I am trying to split the dataset into train and test subsets in Julia. So far, I have tried using MLDataUtils.jl package for this operation, however, the results are not up to the expectations. Below are my findings and issues:
Code
# the inputs are
a = DataFrame(A = [1, 2, 3, 4,5, 6, 7, 8, 9, 10],
B = [1, 2, 3, 4,5, 6, 7, 8, 9, 10],
C = [1, 2, 3, 4,5, 6, 7, 8, 9, 10]
)
b = [1, 2, 3, 4, 5, 6, 7, 8, 9, 10]
using MLDataUtils
(x1, y1), (x2, y2) = stratifiedobs((a,b), p=0.7)
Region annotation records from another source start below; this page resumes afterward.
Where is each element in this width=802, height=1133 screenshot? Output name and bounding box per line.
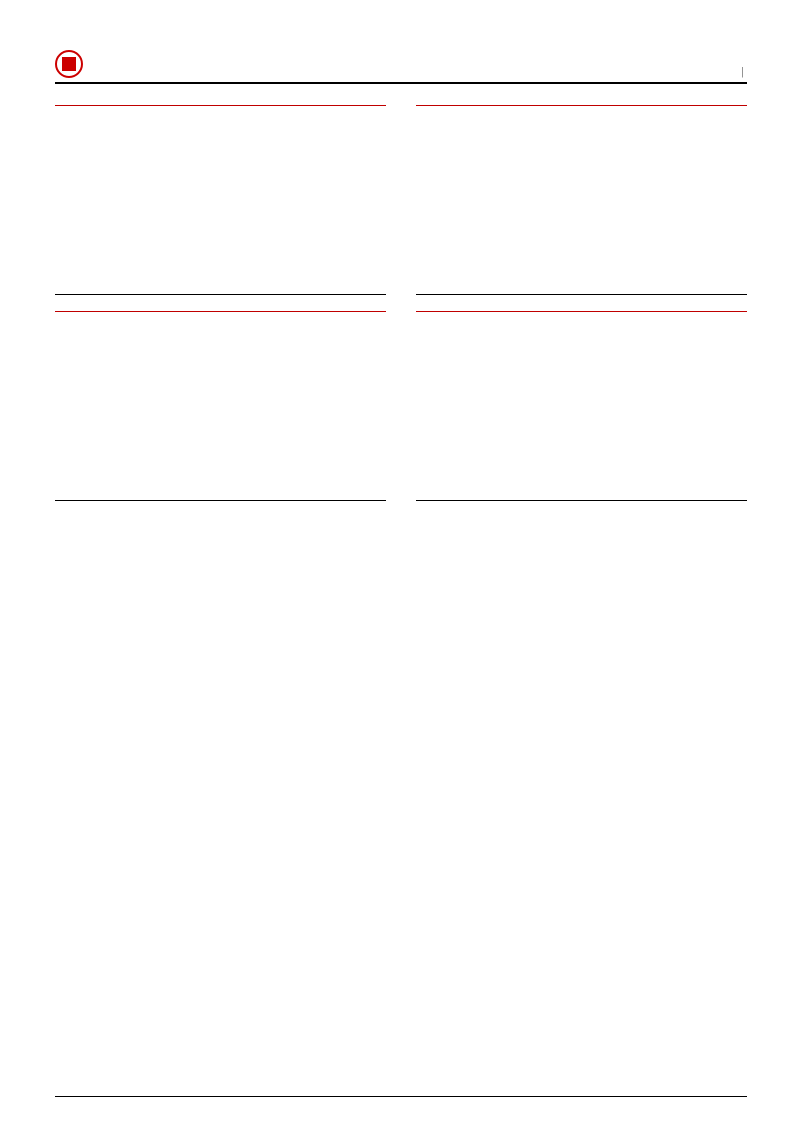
chart-11-source: [55, 294, 386, 298]
chart-12: [416, 102, 747, 298]
chart-14: [416, 308, 747, 504]
chart-14-source: [416, 500, 747, 504]
chart-11-title: [55, 102, 386, 106]
chart-12-source: [416, 294, 747, 298]
chart-13-svg: [55, 318, 386, 498]
page-footer: [55, 1096, 747, 1101]
chart-14-title: [416, 308, 747, 312]
header-right: |: [738, 66, 747, 78]
chart-12-title: [416, 102, 747, 106]
chart-11-svg: [55, 112, 386, 292]
chart-12-svg: [416, 112, 747, 292]
chart-13-source: [55, 500, 386, 504]
chart-14-svg: [416, 318, 747, 498]
logo-icon: [55, 50, 83, 78]
page-header: |: [55, 50, 747, 84]
logo: [55, 50, 87, 78]
chart-13-title: [55, 308, 386, 312]
chart-13: [55, 308, 386, 504]
chart-11: [55, 102, 386, 298]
#Output of this operation is: (which is not the expectation)
println("x1 is: $x1")
x1 is:
10×3 DataFrame
│ Row │ A │ B │ C │
│ │ Int64 │ Int64 │ Int64 │
├─────┼───────┼───────┼───────┤
│ 1 │ 1 │ 1 │ 1 │
│ 2 │ 2 │ 2 │ 2 │
│ 3 │ 3 │ 3 │ 3 │
│ 4 │ 4 │ 4 │ 4 │
│ 5 │ 5 │ 5 │ 5 │
│ 6 │ 6 │ 6 │ 6 │
│ 7 │ 7 │ 7 │ 7 │
│ 8 │ 8 │ 8 │ 8 │
│ 9 │ 9 │ 9 │ 9 │
│ 10 │ 10 │ 10 │ 10 │
println("y1 is: $y1")
y1 is:
10-element Array{Int64,1}:
1
2
3
4
5
6
7
8
9
10
# but x2 is printed as
(0×3 SubDataFrame, Float64[])
# while y2 as
0-element view(::Array{Float64,1}, Int64[]) with eltype Float64)
However, I would like this dataset to be split in 2 parts with 70% data in train and 30% in test. Please suggest a better approach to perform this operation in julia. Thanks in advance.